The International Development Committee said the strategy was "strong on rhetoric" but lacked vital details.
The government has pledged the cash over seven years and wants to see universal access to HIV prevention and treatment by 2010.
It said it will publish more detailed plans on Monday - World Aids Day.
The MPs have called for a full breakdown of where the money was to be spent.
The strategy was published in June by the Department for International Development (DfID), but MPs said they were still waiting for more information - and evidence that targets would be met.
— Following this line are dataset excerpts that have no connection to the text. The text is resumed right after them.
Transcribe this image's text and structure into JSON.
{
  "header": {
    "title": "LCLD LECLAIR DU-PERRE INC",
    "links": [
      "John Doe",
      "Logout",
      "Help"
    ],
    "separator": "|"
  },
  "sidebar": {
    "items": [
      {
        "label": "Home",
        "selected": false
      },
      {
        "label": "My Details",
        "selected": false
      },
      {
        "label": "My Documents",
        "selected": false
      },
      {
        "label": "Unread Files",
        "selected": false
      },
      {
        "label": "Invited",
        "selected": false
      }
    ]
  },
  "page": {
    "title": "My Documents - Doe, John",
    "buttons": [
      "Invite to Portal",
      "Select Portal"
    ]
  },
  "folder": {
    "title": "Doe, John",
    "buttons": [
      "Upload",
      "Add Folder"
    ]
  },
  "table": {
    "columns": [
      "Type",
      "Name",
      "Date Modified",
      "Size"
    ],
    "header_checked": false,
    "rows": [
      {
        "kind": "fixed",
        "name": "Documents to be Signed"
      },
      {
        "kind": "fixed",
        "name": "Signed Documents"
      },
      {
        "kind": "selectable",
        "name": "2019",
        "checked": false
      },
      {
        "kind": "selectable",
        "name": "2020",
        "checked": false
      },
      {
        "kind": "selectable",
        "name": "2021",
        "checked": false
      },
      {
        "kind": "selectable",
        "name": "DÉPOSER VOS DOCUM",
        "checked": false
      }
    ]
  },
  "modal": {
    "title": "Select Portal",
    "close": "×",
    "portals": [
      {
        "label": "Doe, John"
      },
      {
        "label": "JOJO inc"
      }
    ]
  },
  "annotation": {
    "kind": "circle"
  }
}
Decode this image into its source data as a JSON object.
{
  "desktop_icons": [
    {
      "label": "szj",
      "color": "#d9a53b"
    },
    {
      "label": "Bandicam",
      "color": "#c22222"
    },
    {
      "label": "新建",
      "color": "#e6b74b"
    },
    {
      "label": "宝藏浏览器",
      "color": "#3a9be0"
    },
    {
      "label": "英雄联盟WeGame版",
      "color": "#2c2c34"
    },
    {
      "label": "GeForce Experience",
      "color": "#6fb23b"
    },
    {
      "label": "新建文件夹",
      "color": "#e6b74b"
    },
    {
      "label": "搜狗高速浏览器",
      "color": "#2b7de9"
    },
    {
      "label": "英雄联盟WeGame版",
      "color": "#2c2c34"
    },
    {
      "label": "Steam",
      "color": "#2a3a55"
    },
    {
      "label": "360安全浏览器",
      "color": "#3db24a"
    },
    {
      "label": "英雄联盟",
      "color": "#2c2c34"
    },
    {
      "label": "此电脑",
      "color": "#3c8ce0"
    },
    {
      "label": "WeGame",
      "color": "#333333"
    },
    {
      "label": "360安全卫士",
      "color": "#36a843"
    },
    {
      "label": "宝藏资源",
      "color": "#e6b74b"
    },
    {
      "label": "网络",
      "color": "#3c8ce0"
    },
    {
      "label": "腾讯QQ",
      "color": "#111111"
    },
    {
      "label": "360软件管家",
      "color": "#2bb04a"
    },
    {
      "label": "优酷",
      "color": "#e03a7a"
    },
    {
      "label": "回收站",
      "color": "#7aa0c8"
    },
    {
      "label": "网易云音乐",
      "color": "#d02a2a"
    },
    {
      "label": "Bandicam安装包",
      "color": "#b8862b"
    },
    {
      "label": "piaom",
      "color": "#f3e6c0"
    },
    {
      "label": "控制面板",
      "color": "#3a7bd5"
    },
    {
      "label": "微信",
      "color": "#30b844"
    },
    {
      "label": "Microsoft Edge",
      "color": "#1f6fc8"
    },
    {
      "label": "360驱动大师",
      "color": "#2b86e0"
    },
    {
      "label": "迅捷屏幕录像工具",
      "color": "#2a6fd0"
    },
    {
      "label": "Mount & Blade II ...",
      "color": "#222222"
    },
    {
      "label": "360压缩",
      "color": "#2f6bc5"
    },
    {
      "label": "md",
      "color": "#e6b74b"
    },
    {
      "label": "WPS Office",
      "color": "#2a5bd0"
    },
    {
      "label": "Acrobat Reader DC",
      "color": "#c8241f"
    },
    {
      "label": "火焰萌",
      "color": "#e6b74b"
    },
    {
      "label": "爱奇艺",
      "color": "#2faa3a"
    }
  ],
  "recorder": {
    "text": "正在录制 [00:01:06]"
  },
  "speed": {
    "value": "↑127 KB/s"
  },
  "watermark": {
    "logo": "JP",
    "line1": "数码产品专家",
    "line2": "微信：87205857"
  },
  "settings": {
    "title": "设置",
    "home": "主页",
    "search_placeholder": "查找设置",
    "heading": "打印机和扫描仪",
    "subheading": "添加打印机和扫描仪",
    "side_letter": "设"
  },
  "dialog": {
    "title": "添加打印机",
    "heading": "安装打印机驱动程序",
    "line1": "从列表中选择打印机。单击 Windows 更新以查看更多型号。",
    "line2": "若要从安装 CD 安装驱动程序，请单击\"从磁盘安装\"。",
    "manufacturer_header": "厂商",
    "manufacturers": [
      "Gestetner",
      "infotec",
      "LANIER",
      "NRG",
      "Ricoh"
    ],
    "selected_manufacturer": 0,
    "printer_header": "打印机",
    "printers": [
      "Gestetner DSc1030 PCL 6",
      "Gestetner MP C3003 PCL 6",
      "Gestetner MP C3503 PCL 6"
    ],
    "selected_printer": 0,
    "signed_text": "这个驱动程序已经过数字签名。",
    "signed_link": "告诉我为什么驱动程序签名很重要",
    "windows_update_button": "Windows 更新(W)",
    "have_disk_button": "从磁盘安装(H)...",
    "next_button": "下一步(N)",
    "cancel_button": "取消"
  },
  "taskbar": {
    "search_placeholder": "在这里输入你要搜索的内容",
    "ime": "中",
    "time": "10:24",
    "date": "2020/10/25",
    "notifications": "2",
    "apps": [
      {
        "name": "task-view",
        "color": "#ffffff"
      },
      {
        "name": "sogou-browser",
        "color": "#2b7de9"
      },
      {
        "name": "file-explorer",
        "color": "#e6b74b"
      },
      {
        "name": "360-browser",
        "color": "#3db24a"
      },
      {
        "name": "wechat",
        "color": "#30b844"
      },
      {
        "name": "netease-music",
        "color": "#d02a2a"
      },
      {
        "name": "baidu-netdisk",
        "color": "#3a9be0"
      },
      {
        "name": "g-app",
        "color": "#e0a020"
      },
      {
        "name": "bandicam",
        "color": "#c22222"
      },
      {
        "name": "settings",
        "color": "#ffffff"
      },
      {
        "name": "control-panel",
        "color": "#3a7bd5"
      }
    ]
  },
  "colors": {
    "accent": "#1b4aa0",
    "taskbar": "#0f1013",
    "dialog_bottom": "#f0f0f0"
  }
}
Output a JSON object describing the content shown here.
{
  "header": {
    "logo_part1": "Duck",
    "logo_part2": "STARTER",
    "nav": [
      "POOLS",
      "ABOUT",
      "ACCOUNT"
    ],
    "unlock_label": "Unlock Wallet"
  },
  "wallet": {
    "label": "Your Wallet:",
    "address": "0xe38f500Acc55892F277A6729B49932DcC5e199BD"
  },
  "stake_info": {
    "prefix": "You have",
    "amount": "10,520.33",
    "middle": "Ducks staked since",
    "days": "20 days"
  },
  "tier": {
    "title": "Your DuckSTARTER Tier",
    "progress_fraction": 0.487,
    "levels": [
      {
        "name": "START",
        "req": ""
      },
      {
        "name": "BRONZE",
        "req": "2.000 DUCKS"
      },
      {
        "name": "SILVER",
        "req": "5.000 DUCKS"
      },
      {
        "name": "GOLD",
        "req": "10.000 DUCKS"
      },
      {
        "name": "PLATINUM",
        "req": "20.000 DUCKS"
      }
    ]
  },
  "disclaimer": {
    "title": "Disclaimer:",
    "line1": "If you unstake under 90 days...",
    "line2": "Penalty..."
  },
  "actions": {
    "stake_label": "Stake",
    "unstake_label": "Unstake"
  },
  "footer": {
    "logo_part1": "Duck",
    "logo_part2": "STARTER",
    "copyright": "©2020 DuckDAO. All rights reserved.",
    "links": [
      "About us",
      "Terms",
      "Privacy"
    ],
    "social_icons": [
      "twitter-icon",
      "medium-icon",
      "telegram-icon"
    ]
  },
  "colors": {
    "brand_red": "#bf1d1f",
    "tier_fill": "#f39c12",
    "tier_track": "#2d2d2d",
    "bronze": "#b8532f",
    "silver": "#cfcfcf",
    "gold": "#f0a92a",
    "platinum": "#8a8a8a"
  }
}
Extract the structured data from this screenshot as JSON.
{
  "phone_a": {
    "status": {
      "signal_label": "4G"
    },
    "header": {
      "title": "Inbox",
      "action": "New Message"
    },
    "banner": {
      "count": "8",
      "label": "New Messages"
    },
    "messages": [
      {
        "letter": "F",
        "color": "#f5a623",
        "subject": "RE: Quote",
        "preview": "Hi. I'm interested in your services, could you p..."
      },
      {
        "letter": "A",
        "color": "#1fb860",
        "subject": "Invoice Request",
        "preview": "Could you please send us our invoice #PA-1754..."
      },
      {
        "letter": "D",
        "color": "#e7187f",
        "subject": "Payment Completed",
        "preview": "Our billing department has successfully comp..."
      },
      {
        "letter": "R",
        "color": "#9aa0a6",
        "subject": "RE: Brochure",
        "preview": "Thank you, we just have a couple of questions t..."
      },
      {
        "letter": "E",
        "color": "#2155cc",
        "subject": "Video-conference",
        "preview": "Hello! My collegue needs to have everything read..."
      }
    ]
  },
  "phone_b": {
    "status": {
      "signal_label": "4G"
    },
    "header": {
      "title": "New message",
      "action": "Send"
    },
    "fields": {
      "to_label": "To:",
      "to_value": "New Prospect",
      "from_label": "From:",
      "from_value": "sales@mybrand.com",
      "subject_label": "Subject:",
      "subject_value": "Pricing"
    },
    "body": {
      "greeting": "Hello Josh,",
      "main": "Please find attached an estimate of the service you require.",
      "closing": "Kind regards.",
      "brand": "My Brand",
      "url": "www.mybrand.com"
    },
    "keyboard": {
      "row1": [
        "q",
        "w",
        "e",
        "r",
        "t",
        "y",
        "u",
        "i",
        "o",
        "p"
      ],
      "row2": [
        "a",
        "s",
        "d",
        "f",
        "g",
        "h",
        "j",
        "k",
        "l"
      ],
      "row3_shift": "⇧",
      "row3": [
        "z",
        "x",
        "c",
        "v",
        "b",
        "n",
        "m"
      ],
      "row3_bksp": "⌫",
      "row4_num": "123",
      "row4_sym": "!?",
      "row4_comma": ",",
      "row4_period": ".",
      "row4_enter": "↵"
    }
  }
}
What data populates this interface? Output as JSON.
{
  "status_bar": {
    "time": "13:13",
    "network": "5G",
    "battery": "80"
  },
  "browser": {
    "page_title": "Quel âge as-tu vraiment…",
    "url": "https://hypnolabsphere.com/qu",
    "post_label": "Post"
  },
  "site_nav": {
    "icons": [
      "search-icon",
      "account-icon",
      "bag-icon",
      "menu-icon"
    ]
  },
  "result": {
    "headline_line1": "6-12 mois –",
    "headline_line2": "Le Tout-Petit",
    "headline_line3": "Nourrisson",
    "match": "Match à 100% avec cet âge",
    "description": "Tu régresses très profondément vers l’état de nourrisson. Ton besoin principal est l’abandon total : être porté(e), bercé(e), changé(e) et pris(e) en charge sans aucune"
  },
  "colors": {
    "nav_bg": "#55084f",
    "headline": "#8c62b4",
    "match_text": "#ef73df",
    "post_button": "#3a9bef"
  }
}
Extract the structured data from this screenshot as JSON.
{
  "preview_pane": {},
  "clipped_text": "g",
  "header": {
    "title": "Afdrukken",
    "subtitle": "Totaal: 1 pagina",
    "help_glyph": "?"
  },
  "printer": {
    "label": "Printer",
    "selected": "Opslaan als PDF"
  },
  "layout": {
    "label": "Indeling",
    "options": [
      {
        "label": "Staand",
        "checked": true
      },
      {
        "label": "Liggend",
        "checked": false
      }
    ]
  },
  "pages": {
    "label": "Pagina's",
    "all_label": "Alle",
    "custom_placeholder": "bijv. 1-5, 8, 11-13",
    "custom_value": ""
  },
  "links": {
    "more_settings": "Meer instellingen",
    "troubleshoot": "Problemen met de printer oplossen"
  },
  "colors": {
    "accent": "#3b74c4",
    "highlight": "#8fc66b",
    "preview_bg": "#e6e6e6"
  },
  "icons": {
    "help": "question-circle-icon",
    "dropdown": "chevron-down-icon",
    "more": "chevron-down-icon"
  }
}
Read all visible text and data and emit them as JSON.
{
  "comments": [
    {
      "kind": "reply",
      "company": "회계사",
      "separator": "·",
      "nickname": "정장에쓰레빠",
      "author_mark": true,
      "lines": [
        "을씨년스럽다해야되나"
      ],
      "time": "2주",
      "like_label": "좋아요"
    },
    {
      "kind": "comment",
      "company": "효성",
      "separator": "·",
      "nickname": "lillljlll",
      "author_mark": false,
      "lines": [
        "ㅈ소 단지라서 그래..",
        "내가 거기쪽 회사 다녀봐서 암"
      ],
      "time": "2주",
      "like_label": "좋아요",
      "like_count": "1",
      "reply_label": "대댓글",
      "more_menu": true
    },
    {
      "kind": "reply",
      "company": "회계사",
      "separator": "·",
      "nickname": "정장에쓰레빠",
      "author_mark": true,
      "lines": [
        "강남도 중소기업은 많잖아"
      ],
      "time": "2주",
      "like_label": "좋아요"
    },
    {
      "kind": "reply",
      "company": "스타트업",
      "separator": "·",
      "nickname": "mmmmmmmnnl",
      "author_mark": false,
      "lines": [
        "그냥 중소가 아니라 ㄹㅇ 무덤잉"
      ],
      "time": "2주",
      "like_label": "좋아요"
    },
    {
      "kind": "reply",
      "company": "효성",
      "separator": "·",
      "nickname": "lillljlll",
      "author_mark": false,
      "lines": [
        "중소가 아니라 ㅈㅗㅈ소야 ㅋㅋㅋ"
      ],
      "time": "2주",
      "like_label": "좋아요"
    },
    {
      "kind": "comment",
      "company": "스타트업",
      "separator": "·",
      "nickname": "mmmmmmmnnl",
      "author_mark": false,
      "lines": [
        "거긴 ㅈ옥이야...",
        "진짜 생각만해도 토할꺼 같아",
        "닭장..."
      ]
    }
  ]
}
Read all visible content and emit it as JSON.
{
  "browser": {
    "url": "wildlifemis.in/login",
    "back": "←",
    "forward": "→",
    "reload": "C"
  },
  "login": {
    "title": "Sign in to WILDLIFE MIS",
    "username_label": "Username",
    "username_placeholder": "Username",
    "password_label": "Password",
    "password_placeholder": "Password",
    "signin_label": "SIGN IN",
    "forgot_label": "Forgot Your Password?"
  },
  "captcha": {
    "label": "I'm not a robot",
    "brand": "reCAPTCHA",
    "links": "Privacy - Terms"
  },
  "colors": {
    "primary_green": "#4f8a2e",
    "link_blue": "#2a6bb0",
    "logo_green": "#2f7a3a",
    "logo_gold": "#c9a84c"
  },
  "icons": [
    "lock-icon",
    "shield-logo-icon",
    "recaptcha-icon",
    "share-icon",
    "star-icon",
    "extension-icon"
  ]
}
There are 33 million people living with HIV/Aids in the world, with nearly 6,000 dying each day, and an estimated 7,000 new infections every day.
Much of the fresh effort will be targeted at the epicentre of HIV infection in the world - sub-Saharan Africa.
However, while welcoming this, the committee said it was concerned that important groups, such as those at risk of infection through rape, or vulnerable "marginalised groups" such as prostitutes, drug users and homosexual men, might be overlooked.
The committee's chairman, Liberal Democrat Malcolm Bruce said: "We were shocked to learn that young girls in some countries in Africa are more likely to be raped than to learn how to read and write - sexual violence is a major factor in the spread of HIV.
"We need to know what programmes DfID intends to support to tackle gender-based violence.
"It is not yet clear to us whether the £6 billion is new money or simply a redirection of existing commitments - we have asked the department for a full breakdown of where this sum will come from and how it will be spent on the ground."
He said that he had seen no evidence yet that the project was on track to meet the 2010 target.
DfID said it was preparing to launch, on World Aids Day itself, a "Monitoring and Evaluation Framework" which should contain more information about how the money is spent.
International Development minister Ivan Lewis said the UK was "widely acknowledged" as a pioneer in the fight against HIV and Aids.
He said: "Between now and 2015 the UK will invest £6 billion to ensure countries with the least developed health systems can fight and win the battle against Aids."
The International HIV/AIDS Alliance welcomed the committee report, but Anton Kerr, its senior policy adviser, said that the government's existing efforts to tackle HIV were helping to "deliver results", including a 40-fold increase in access to antiretroviral treatments in Africa.
"However, the IDC report does raise questions about how DfID will support the increase to universal access in HIV services for those most vulnerable to HIV - such as men who have sex with men, injecting drug users, vulnerable women and children.
"We look forward to working with DFID to build on the significant achievements that have been made to date. Too much is at stake if we do not build on our achievements and scale up the global response."
AIDS charity the Terrence Higgins Trust was also supportive of the government's work in this area, but suggested there was no harm in MPs seeking greater accountability.
Lisa Power, head of policy for the charity, told BBC Radio's 5 Live: "I think it's important to remember that in terms of global support around HIV, the UK has been a shining light.
"DFID (the Department for International Development) has done a brilliant job so far but they are talking about changes in strategy now and I think it is reasonable that the committee asks them to justify those changes."